Hungary’s Malev will be missed

Budapest airport

(Beyondbricks) One week ago, when Attila Kozsik heard the news that Malev, the Hungarian flag carrier, had grounded all planes, he knew it meant problems.

Kozsik is chief financial officer at Crnogorska Komercijalna Banka, Montenegro’s largest commercial bank, based in Podgorica. It is also a subsidiary of OTP, the Hungarian bank that has been expanding its reach in the region in the past decade. For him, losing Malev also meant losing the only carrier offering direct flights between Podgorica and Budapest.

“We are definitely not happy about this. Of course, we can find alternative routes, but those will either take longer, or be more expensive, or both,” he told beyondbrics.

The industry’s response to the collapse of Malev has been spectacular: a dozen or so airlines have announced new routes, increased services or said they will use larger aircraft on existing services. The list includes Lufthansa, Air Berlin, Aegean, Wizz Air, Smart Wings and, most notably, Ryanair – which on Thursday said it would allocate three aircraft in Budapest by the end of next week and another two in March.

Ryanair expects some 2.4m passengers on its Budapest flights this year. This, together with expansion of Wizz Air, which expects to roughly double its volumes of 1.2m in 2011, means the two airlines alone look set to fill the void purely in passenger numbers formerly carried by Malev – which managed 3.2m last year.

But the problem for Kozsik is that, despite this rapid and robust response, the new airlines have either cherry picked popular, well-trafficked routes, or pioneered others, mostly to cities in western Europe.

None appear to have considered replicating Malev’s strategy of developing feeder routes to cities like Chisinau, the capital of Moldova, Tirana, in Albania, or the handful of cities Malev served in former Yugoslavia including Sarajevo, Belgrade, Skopje and Pristina.

“This has implications for Budapest as a centre for doing business in the region. Several Hungarian businesses, such as OTP Bank, Mol [the energy group] and Magyar Telekom have subsidiaries in the Balkans. Without direct flights, managing these companies will become more difficult,” Mihaly Hardy, spokeman for Budapest Airport, told beyondbrics.

And not just Hungarian companies, says Chris Bennett, the Budapest-based director for Europa Capital Emerging Europe, a property development company.

“From my point of view this is a real bugger, as Malev provided most of the flights to Bucharest and Sofia – my most frequent destinations – and most other Romanian and Balkan destinations,” Bennett says.

Jozsef Varadi, chief executive of Wizz Air, has specifically (and repeatedly) excluded picking up such routes several times in the past week. “We are not, nor will we be another Malev. Our business model is entirely different,” he told a press conference on Tuesday.

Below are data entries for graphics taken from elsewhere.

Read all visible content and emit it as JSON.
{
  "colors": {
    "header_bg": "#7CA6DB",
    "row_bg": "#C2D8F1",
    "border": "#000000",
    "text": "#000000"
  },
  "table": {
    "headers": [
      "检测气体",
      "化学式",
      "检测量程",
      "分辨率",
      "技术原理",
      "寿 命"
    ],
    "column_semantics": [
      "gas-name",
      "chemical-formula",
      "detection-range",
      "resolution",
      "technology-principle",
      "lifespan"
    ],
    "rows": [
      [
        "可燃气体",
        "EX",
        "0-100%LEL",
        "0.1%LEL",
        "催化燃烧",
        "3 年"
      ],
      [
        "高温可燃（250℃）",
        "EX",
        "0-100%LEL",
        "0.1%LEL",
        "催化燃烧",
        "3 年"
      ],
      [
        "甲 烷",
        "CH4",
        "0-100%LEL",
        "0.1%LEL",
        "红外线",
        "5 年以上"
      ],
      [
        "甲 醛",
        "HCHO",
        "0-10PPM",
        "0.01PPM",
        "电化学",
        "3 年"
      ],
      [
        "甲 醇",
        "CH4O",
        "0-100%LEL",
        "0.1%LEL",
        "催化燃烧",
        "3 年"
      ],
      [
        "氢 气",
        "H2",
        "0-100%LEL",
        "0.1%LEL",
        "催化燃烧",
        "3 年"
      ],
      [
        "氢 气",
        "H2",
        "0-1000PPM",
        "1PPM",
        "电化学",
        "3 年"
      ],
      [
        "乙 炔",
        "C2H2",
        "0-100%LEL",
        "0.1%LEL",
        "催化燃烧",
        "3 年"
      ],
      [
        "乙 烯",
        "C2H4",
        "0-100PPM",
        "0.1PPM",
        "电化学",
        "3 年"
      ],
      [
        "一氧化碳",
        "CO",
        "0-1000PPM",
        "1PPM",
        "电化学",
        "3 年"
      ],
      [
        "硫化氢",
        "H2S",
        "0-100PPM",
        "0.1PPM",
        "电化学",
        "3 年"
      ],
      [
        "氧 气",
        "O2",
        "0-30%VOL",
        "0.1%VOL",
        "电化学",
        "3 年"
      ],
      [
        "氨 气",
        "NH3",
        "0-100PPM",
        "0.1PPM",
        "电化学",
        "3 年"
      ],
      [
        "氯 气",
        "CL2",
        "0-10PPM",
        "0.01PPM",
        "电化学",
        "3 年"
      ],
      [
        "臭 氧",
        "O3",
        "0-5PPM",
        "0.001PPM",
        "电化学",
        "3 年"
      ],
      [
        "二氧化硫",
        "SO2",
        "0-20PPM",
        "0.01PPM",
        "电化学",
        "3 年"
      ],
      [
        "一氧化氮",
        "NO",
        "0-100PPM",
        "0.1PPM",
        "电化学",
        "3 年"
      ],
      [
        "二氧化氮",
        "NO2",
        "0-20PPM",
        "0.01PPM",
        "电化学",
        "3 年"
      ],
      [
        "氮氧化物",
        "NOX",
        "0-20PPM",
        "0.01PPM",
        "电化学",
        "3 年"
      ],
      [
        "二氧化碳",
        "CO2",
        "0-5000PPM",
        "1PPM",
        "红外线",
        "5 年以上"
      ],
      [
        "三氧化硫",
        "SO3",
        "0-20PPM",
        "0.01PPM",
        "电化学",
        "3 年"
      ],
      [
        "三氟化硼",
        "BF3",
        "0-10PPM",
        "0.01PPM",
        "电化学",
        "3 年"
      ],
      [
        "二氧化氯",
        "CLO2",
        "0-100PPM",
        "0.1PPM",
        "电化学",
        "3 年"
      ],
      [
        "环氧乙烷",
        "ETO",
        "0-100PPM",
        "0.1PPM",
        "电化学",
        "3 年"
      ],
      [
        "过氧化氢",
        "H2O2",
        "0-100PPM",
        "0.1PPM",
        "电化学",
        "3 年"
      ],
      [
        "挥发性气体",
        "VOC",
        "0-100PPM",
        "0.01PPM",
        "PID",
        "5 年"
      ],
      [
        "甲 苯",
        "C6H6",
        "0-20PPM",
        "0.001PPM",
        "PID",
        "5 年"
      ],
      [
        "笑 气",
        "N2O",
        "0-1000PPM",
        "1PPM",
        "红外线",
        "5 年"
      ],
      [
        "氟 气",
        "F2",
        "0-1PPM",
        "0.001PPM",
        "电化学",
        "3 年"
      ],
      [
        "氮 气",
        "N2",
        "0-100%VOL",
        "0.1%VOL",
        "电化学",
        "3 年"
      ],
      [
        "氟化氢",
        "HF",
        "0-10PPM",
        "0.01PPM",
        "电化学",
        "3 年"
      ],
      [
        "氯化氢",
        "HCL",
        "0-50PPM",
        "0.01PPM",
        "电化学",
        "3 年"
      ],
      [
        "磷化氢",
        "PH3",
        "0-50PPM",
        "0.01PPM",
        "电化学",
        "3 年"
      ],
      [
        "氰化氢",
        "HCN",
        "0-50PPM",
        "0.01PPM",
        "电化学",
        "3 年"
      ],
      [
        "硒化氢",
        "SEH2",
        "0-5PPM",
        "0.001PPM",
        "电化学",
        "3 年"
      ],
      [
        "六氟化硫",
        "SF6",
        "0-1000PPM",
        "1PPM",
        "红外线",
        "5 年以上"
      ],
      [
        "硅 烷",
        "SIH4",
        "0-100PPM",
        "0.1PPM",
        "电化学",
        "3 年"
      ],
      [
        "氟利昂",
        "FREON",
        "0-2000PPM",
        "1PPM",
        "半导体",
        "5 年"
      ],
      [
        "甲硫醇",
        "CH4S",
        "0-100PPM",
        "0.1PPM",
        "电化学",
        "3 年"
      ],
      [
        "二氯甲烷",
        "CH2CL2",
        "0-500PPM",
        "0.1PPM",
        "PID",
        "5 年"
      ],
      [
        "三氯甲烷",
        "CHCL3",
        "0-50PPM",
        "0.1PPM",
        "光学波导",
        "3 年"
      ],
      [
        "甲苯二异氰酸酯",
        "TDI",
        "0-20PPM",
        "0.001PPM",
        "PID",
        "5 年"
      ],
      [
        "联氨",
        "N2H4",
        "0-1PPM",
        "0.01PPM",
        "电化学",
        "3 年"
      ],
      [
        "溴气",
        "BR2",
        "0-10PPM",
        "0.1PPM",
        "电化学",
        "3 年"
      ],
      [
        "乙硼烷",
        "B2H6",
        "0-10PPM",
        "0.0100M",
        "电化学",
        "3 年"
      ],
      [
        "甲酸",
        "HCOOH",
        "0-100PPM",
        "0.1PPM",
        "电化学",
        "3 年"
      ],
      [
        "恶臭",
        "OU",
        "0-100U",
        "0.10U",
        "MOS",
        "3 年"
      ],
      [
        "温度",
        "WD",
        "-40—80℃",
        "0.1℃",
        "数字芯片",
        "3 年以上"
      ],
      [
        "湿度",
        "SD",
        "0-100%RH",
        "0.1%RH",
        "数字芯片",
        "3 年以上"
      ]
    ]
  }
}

“These are low intensity routes, often suitable for smaller, perhaps 30-seat planes [rather than the larger jets operated by the low-cost carriers],” said Hardy at Budapest Airport.

True, Bucharest and Sofia are being picked up by some discount carriers, but at a cost in quality.

“Malev was much more reliable and flexible than Ryanair. My impression was also that they had more space. I hate not having a seat assigned to me and so on. And when I fly to London, I want to fly to a proper airport and not Luton!” Bennett says.

As a regional centre, Budapest, he argues, “really is the best place to live. All the main cities are about one hour’s flight from here. The alternatives of low cost airlines or flights via Vienna are just not attractive.”

The Hungarian government insists it is still seeking to establish a new flag carrier, but “with every passing day, as new carriers come in, the chances are getting less and less,” says Hardy.

“I think there are about 20-25 former Malev routes that will never be re-established, such as to the Balkans, and also Tripoli and Beirut,” he says.

Bennet is particularly glum regarding the effects on Budapest: “I think it will be another nail in Hungary’s coffin, at least for the time being, as Malev did make this a good place to base oneself for the region.”